SİVİL TOPLUM İÇİN ÜRETİM SEFERBERLİĞİ

SİVİL TOPLUM İÇİN ÜRETİM SEFERBERLİĞİ
ALPEREN GÜRBÜZER

Çalışmakla üretmek ters orantılıdır bizde. Az Çalışarak zengin olanlarımız olduğu gibi, çok çalışarak az kazananlarımızda var. Galiba bir yerlerde hata yapıyoruz. İnsanımız alın terine paralel olarak üretim yapamıyor, küçük bir kesim ise fazla yorulmadan amiyane tabirle köşeyi dönebiliyor. Ortaya çıkan bu tablo netice itibarıyla sosyal, kesimler arasında düşmanlık doğurmaktadır. Dengesizliğin kol gezdiği ortamlar hep sancılı geçmektedir maalesef. Sosyal adaletsizlik sermaye düşmanlığına yol açarak önüne geçilmez yaralar açmaktadır. Elbet bir gün ekonomimiz, sosyal ve moral değerlerle süslendiğinde üretim daha sağlıklı hale gelecektir.
Bu hazin manzarada sadece suçlu olarak sermayedarları göstermekte yanlış. Devlet, sistem, siyasiler ve hepimiz sorumluyuz bu gidişattan. Dinin, ahlakın, hukukun ve estetiğin olmadığı üretim faaliyetinde insan bir hiçtir çünkü.
İş âleminin ruhunu kâr etme duygusu kaplamış. Eğer kâr etme motifi dürüstçe işliyorsa böyle bir duyguya sözümüz olamaz. Fakat bir takım kayıt dışı ekonomi mekanizmalarının büyümesi kâr adına alkışlanıyorsa son derece sakıncalı buluyoruz. Sistem dürüstlük ilkesi yerine kayıt dışılığı esas alıyor ve bu girdabın devamını seyrediyorsa o ülkede üretimden bahsetmek hayal olur.

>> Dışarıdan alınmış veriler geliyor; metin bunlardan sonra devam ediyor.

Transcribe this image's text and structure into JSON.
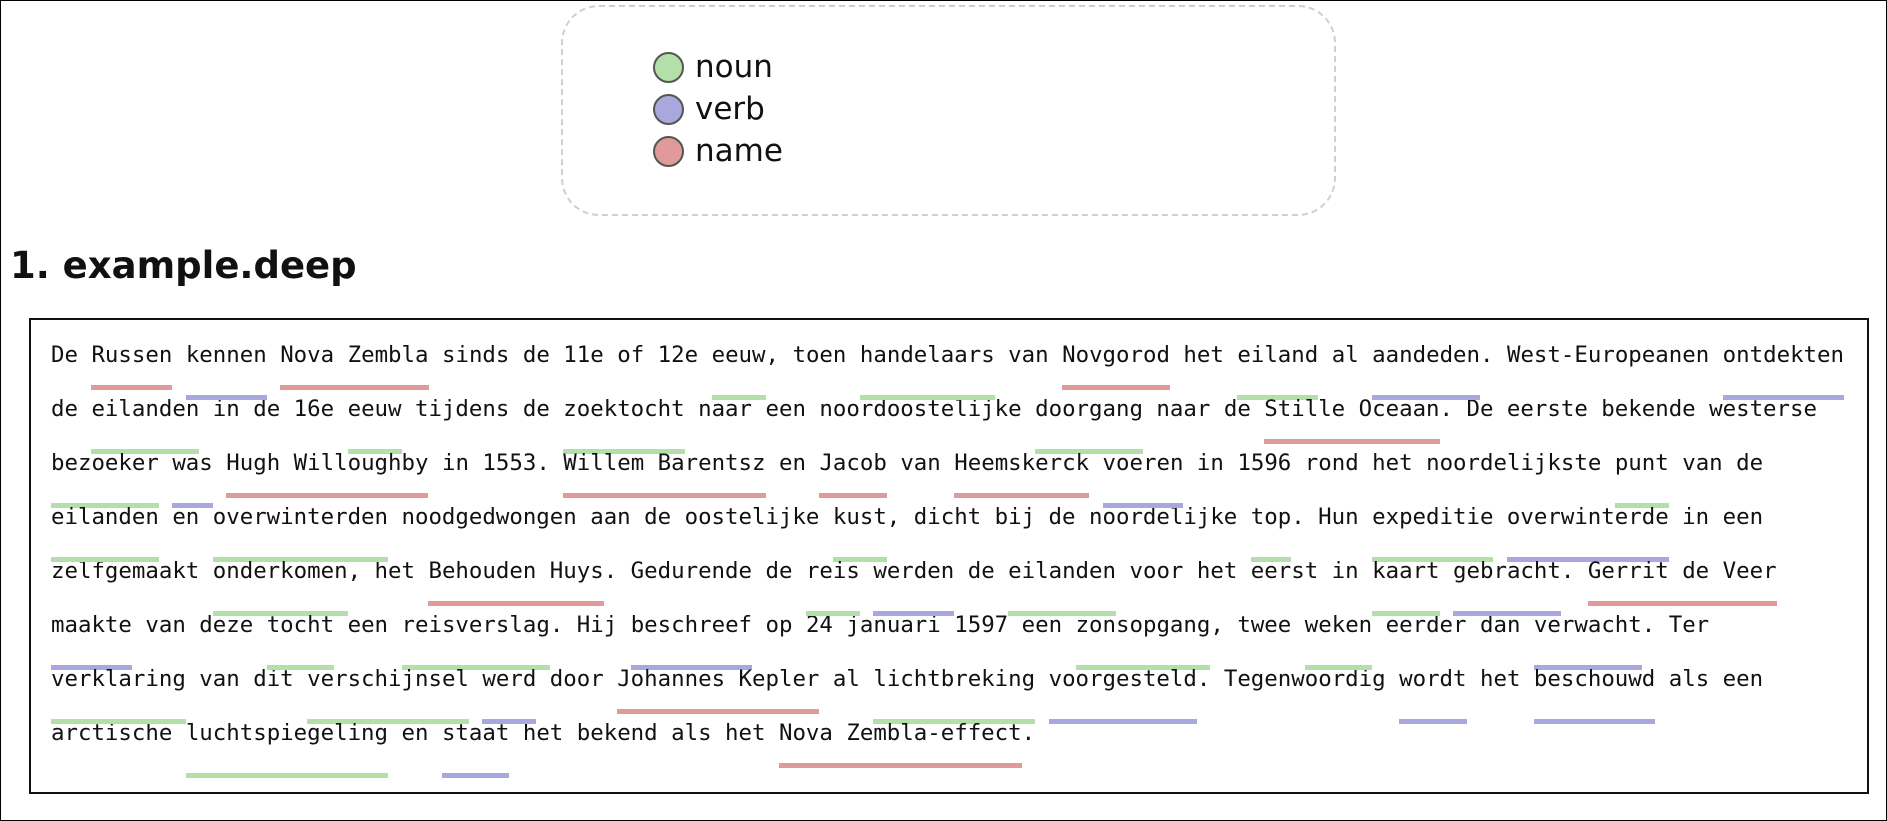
{
  "legend": {
    "items": [
      {
        "label": "noun",
        "color": "#b3e0a8"
      },
      {
        "label": "verb",
        "color": "#a8a8dd"
      },
      {
        "label": "name",
        "color": "#e09a9a"
      }
    ]
  },
  "section": {
    "title": "1. example.deep"
  },
  "paragraph": [
    {
      "text": "De "
    },
    {
      "text": "Russen",
      "tag": "name"
    },
    {
      "text": " "
    },
    {
      "text": "kennen",
      "tag": "verb"
    },
    {
      "text": " "
    },
    {
      "text": "Nova Zembla",
      "tag": "name"
    },
    {
      "text": " sinds de 11e of 12e "
    },
    {
      "text": "eeuw",
      "tag": "noun"
    },
    {
      "text": ", toen "
    },
    {
      "text": "handelaars",
      "tag": "noun"
    },
    {
      "text": " van "
    },
    {
      "text": "Novgorod",
      "tag": "name"
    },
    {
      "text": " het "
    },
    {
      "text": "eiland",
      "tag": "noun"
    },
    {
      "text": " al "
    },
    {
      "text": "aandeden",
      "tag": "verb"
    },
    {
      "text": ". West-Europeanen "
    },
    {
      "text": "ontdekten",
      "tag": "verb"
    },
    {
      "text": " de "
    },
    {
      "text": "eilanden",
      "tag": "noun"
    },
    {
      "text": " in de 16e "
    },
    {
      "text": "eeuw",
      "tag": "noun"
    },
    {
      "text": " tijdens de "
    },
    {
      "text": "zoektocht",
      "tag": "noun"
    },
    {
      "text": " naar een noordoostelijke "
    },
    {
      "text": "doorgang",
      "tag": "noun"
    },
    {
      "text": " naar de "
    },
    {
      "text": "Stille Oceaan",
      "tag": "name"
    },
    {
      "text": ". De eerste bekende westerse "
    },
    {
      "text": "bezoeker",
      "tag": "noun"
    },
    {
      "text": " "
    },
    {
      "text": "was",
      "tag": "verb"
    },
    {
      "text": " "
    },
    {
      "text": "Hugh Willoughby",
      "tag": "name"
    },
    {
      "text": " in 1553. "
    },
    {
      "text": "Willem Barentsz",
      "tag": "name"
    },
    {
      "text": " en "
    },
    {
      "text": "Jacob",
      "tag": "name"
    },
    {
      "text": " van "
    },
    {
      "text": "Heemskerck",
      "tag": "name"
    },
    {
      "text": " "
    },
    {
      "text": "voeren",
      "tag": "verb"
    },
    {
      "text": " in 1596 rond het noordelijkste "
    },
    {
      "text": "punt",
      "tag": "noun"
    },
    {
      "text": " van de "
    },
    {
      "text": "eilanden",
      "tag": "noun"
    },
    {
      "text": " en "
    },
    {
      "text": "overwinterden",
      "tag": "noun"
    },
    {
      "text": " noodgedwongen aan de oostelijke "
    },
    {
      "text": "kust",
      "tag": "noun"
    },
    {
      "text": ", dicht bij de noordelijke "
    },
    {
      "text": "top",
      "tag": "noun"
    },
    {
      "text": ". Hun "
    },
    {
      "text": "expeditie",
      "tag": "noun"
    },
    {
      "text": " "
    },
    {
      "text": "overwinterde",
      "tag": "verb"
    },
    {
      "text": " in een zelfgemaakt "
    },
    {
      "text": "onderkomen",
      "tag": "noun"
    },
    {
      "text": ", het "
    },
    {
      "text": "Behouden Huys",
      "tag": "name"
    },
    {
      "text": ". Gedurende de "
    },
    {
      "text": "reis",
      "tag": "noun"
    },
    {
      "text": " "
    },
    {
      "text": "werden",
      "tag": "verb"
    },
    {
      "text": " de "
    },
    {
      "text": "eilanden",
      "tag": "noun"
    },
    {
      "text": " voor het eerst in "
    },
    {
      "text": "kaart",
      "tag": "noun"
    },
    {
      "text": " "
    },
    {
      "text": "gebracht",
      "tag": "verb"
    },
    {
      "text": ". "
    },
    {
      "text": "Gerrit de Veer",
      "tag": "name"
    },
    {
      "text": " "
    },
    {
      "text": "maakte",
      "tag": "verb"
    },
    {
      "text": " van deze "
    },
    {
      "text": "tocht",
      "tag": "noun"
    },
    {
      "text": " een "
    },
    {
      "text": "reisverslag",
      "tag": "noun"
    },
    {
      "text": ". Hij "
    },
    {
      "text": "beschreef",
      "tag": "verb"
    },
    {
      "text": " op 24 januari 1597 een "
    },
    {
      "text": "zonsopgang",
      "tag": "noun"
    },
    {
      "text": ", twee "
    },
    {
      "text": "weken",
      "tag": "noun"
    },
    {
      "text": " eerder dan "
    },
    {
      "text": "verwacht",
      "tag": "verb"
    },
    {
      "text": ". Ter "
    },
    {
      "text": "verklaring",
      "tag": "noun"
    },
    {
      "text": " van dit "
    },
    {
      "text": "verschijnsel",
      "tag": "noun"
    },
    {
      "text": " "
    },
    {
      "text": "werd",
      "tag": "verb"
    },
    {
      "text": " door "
    },
    {
      "text": "Johannes Kepler",
      "tag": "name"
    },
    {
      "text": " al "
    },
    {
      "text": "lichtbreking",
      "tag": "noun"
    },
    {
      "text": " "
    },
    {
      "text": "voorgesteld",
      "tag": "verb"
    },
    {
      "text": ". Tegenwoordig "
    },
    {
      "text": "wordt",
      "tag": "verb"
    },
    {
      "text": " het "
    },
    {
      "text": "beschouwd",
      "tag": "verb"
    },
    {
      "text": " als een arctische "
    },
    {
      "text": "luchtspiegeling",
      "tag": "noun"
    },
    {
      "text": " en "
    },
    {
      "text": "staat",
      "tag": "verb"
    },
    {
      "text": " het bekend als het "
    },
    {
      "text": "Nova Zembla-effect",
      "tag": "name"
    },
    {
      "text": "."
    }
  ]
}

Ticareti yaparken kendi sınırlarımız içine haps olmamalı, üretim seferberliği yaparak, evrensel ticarete de yönelmeli, ideolojik tercihlerimizi ekonomik faaliyetlere karıştırmamalı, ekonomiyi kendi tabii kanunları çerçevesinde dürüstçe işlemesini sağlamalı. Ancak bu durumda bir nebze de olsa üretim kapılarını açma imkânı bulabiliriz. Politik tercihler kurumlara ve ekonomik alanlara sıçradığı zaman, önyargılarımız üretime engel olmakta ve farklı düşünen insanlarla ekonomik entegrasyona girmeye mani teşkil etmektedir. Oysa üretim seferberliği sivil toplumun vazgeçilmez unsurudur.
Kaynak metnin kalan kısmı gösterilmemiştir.